Melalui pemberitaan dan atau pengumuman di RRI Regional Pontianak, membuat rangkaian pembunuhan sejumlah warga Dayak sebelumnya diklaim dilakukan oknum PGRS/PARAKU yang identik dengan Etnis Cina, begitu mudah menyebar di kalangan masyarakat di pedalaman dan perbatasan. Itu dilakukan Kodam XII/Tanjungpura, karena pemerintah mengaku sudah kewalahan menghadapi pergerakan separatis PGRS/PARAKU di pedalaman dan perbatasan. 

Penumpasan pemberontakan PGRS/PARAKU sangat sulit dilakukan, jika Etnis Cina masih dibiarkan menyatu dengan warga Dayak di pedalaman dan perbatasan.

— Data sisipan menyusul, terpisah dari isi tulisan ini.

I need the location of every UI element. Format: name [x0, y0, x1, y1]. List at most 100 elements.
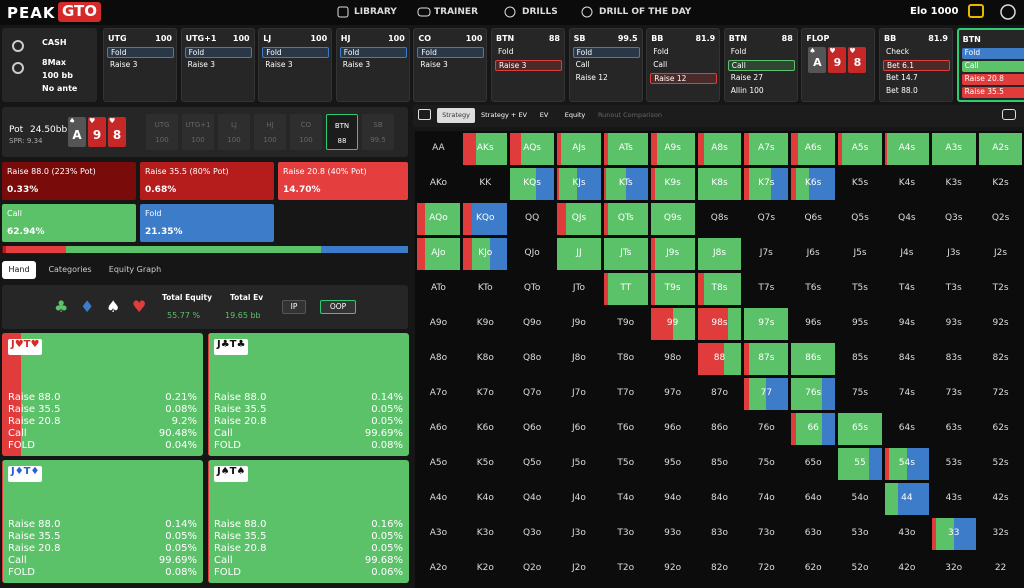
action-card[interactable]: BB 81.9 Fold Call Raise 12: [646, 28, 721, 102]
grid-tab[interactable]: Strategy + EV: [481, 111, 527, 119]
hand-cell[interactable]: J2s: [977, 236, 1024, 271]
action-option[interactable]: Raise 12: [575, 73, 608, 82]
side-button[interactable]: IP: [282, 300, 306, 314]
hand-cell[interactable]: Q4s: [883, 201, 930, 236]
hand-cell[interactable]: 74s: [883, 376, 930, 411]
seat[interactable]: SB 99.5: [362, 114, 394, 150]
hand-cell[interactable]: 92o: [649, 551, 696, 586]
hand-cell[interactable]: 64s: [883, 411, 930, 446]
action-option[interactable]: Raise 3: [495, 60, 562, 71]
hand-cell[interactable]: 32o: [930, 551, 977, 586]
action-option[interactable]: Raise 27: [730, 73, 763, 82]
hand-cell[interactable]: ATs: [602, 131, 649, 166]
action-option[interactable]: Raise 3: [342, 60, 371, 69]
hand-cell[interactable]: 97o: [649, 376, 696, 411]
hand-cell[interactable]: T4o: [602, 481, 649, 516]
hand-cell[interactable]: K2o: [462, 551, 509, 586]
grid-tab[interactable]: EV: [539, 111, 549, 119]
hand-cell[interactable]: J3s: [930, 236, 977, 271]
grid-tab[interactable]: Strategy: [437, 108, 475, 123]
hand-cell[interactable]: 97s: [743, 306, 790, 341]
action-card[interactable]: BTN 88 Fold Raise 3: [491, 28, 565, 102]
hand-cell[interactable]: A4o: [415, 481, 462, 516]
hand-cell[interactable]: 92s: [977, 306, 1024, 341]
action-option[interactable]: Call: [727, 60, 795, 71]
hand-cell[interactable]: 66: [790, 411, 837, 446]
hand-cell[interactable]: 75s: [837, 376, 884, 411]
action-card[interactable]: FLOP A ♠ 9 ♥ 8 ♥: [801, 28, 876, 102]
settings-icon[interactable]: [12, 40, 24, 52]
hand-cell[interactable]: 53o: [837, 516, 884, 551]
action-card[interactable]: HJ 100 Fold Raise 3: [335, 28, 410, 102]
hand-cell[interactable]: J7s: [743, 236, 790, 271]
hand-cell[interactable]: A7o: [415, 376, 462, 411]
action-option[interactable]: Raise 3: [265, 60, 293, 69]
action-option[interactable]: Bet 88.0: [886, 86, 918, 95]
hand-cell[interactable]: T9s: [649, 271, 696, 306]
hand-cell[interactable]: T2o: [602, 551, 649, 586]
hand-cell[interactable]: 73s: [930, 376, 977, 411]
action-option[interactable]: Bet 6.1: [883, 60, 950, 71]
hand-cell[interactable]: A7s: [743, 131, 790, 166]
hand-cell[interactable]: QQ: [509, 201, 556, 236]
hand-cell[interactable]: 94o: [649, 481, 696, 516]
hand-cell[interactable]: Q6o: [509, 411, 556, 446]
action-card[interactable]: BTN Fold Call Raise 20.8 Raise 35.5: [956, 28, 1024, 102]
hand-cell[interactable]: J6o: [556, 411, 603, 446]
hand-cell[interactable]: 72o: [743, 551, 790, 586]
action-option[interactable]: Bet 14.7: [886, 73, 918, 82]
action-summary[interactable]: Raise 88.0 (223% Pot) 0.33%: [2, 162, 136, 200]
hand-cell[interactable]: 94s: [883, 306, 930, 341]
hand-cell[interactable]: Q4o: [509, 481, 556, 516]
action-option[interactable]: Fold: [262, 47, 330, 58]
action-option[interactable]: Fold: [653, 47, 669, 56]
suit-filter[interactable]: ♠: [106, 297, 121, 316]
action-summary[interactable]: Call 62.94%: [2, 204, 136, 242]
action-card[interactable]: UTG 100 Fold Raise 3: [103, 28, 177, 102]
action-card[interactable]: BTN 88 Fold Call Raise 27 Allin 100: [723, 28, 798, 102]
hand-cell[interactable]: 53s: [930, 446, 977, 481]
hand-cell[interactable]: 32s: [977, 516, 1024, 551]
hand-cell[interactable]: 86s: [790, 341, 837, 376]
hand-cell[interactable]: 62o: [790, 551, 837, 586]
hand-cell[interactable]: J4s: [883, 236, 930, 271]
settings-icon[interactable]: [1002, 109, 1016, 120]
hand-cell[interactable]: J8o: [556, 341, 603, 376]
hand-cell[interactable]: 65s: [837, 411, 884, 446]
hand-cell[interactable]: AQs: [509, 131, 556, 166]
hand-cell[interactable]: T9o: [602, 306, 649, 341]
hand-cell[interactable]: 85s: [837, 341, 884, 376]
hand-cell[interactable]: K4s: [883, 166, 930, 201]
hand-cell[interactable]: J5o: [556, 446, 603, 481]
hand-cell[interactable]: J7o: [556, 376, 603, 411]
hand-cell[interactable]: A9s: [649, 131, 696, 166]
hand-cell[interactable]: Q5o: [509, 446, 556, 481]
hand-cell[interactable]: J5s: [837, 236, 884, 271]
hand-cell[interactable]: J9o: [556, 306, 603, 341]
hand-cell[interactable]: JTs: [602, 236, 649, 271]
hand-cell[interactable]: Q5s: [837, 201, 884, 236]
hand-cell[interactable]: 83s: [930, 341, 977, 376]
suit-filter[interactable]: ♦: [80, 297, 95, 316]
hand-cell[interactable]: AQo: [415, 201, 462, 236]
hand-cell[interactable]: T5s: [837, 271, 884, 306]
hand-cell[interactable]: A2s: [977, 131, 1024, 166]
hand-cell[interactable]: K5o: [462, 446, 509, 481]
hand-cell[interactable]: J3o: [556, 516, 603, 551]
hand-cell[interactable]: J8s: [696, 236, 743, 271]
hand-cell[interactable]: 99: [649, 306, 696, 341]
hand-cell[interactable]: 52o: [837, 551, 884, 586]
hand-cell[interactable]: 62s: [977, 411, 1024, 446]
action-option[interactable]: Call: [961, 61, 1024, 72]
hand-cell[interactable]: 63s: [930, 411, 977, 446]
action-card[interactable]: LJ 100 Fold Raise 3: [258, 28, 333, 102]
action-card[interactable]: BB 81.9 Check Bet 6.1 Bet 14.7 Bet 88.0: [879, 28, 953, 102]
hand-cell[interactable]: KK: [462, 166, 509, 201]
hand-cell[interactable]: 87o: [696, 376, 743, 411]
hand-cell[interactable]: J4o: [556, 481, 603, 516]
hand-cell[interactable]: A9o: [415, 306, 462, 341]
hand-cell[interactable]: Q7o: [509, 376, 556, 411]
action-option[interactable]: Fold: [184, 47, 252, 58]
action-summary[interactable]: Raise 20.8 (40% Pot) 14.70%: [278, 162, 408, 200]
hand-cell[interactable]: A2o: [415, 551, 462, 586]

Berbagai operasi militer, selalu gagal di tengah jalan, karena sudah keburu bocor.  

Suplai logistik milik Angkatan Bersenjata Republik Indonesia (ABRI) yang terdiri dari unsur Tentara Nasional Indonesia (TNI) dan Polisi Republik Indonesia (Polri) sering dihadang di tengah jalan, karena menggunakan fasilitas kendaraan darat dan air milik sejumlah oknum Etnis Cina. 

Parahnya lagi, sebagian besar pentolan PGRS/PARAKU warga Indonesia yang menolak menyerahkan diri, sebagian besar berasal dari Etnis Cina yang selalu berkolaborasi dalam banyak hal dengan rekan-rekannya sesama etnis dari Negara Bagian Sarawak, Federasi Malaysia.

Keberadaan Etnis Cina di pedalaman dan perbatasan yang berfungsi sebagi pemasok sembilan bahan pokok, karena kapasitasnya sebagai pedagang, menjadi andalan bagi separatis PGRS/PARAKU. Gerombolan PGRS/PARAKU dapat dengan mudah membeli berbagai kebutuhan sembilan bahan pokok dari pedagang Etnis Cina di pedalaman dan perbatasan. 

Kodam Minta Maaf  Evakuasi paksa seluruh Etnis Cina dari pedalaman dan perbatasan Provinsi Kalimantan Barat, dengan jalan pintas ala TNI, bertujuan memutus mata rantai suplai logistik bagi PGRS/PARAKU. 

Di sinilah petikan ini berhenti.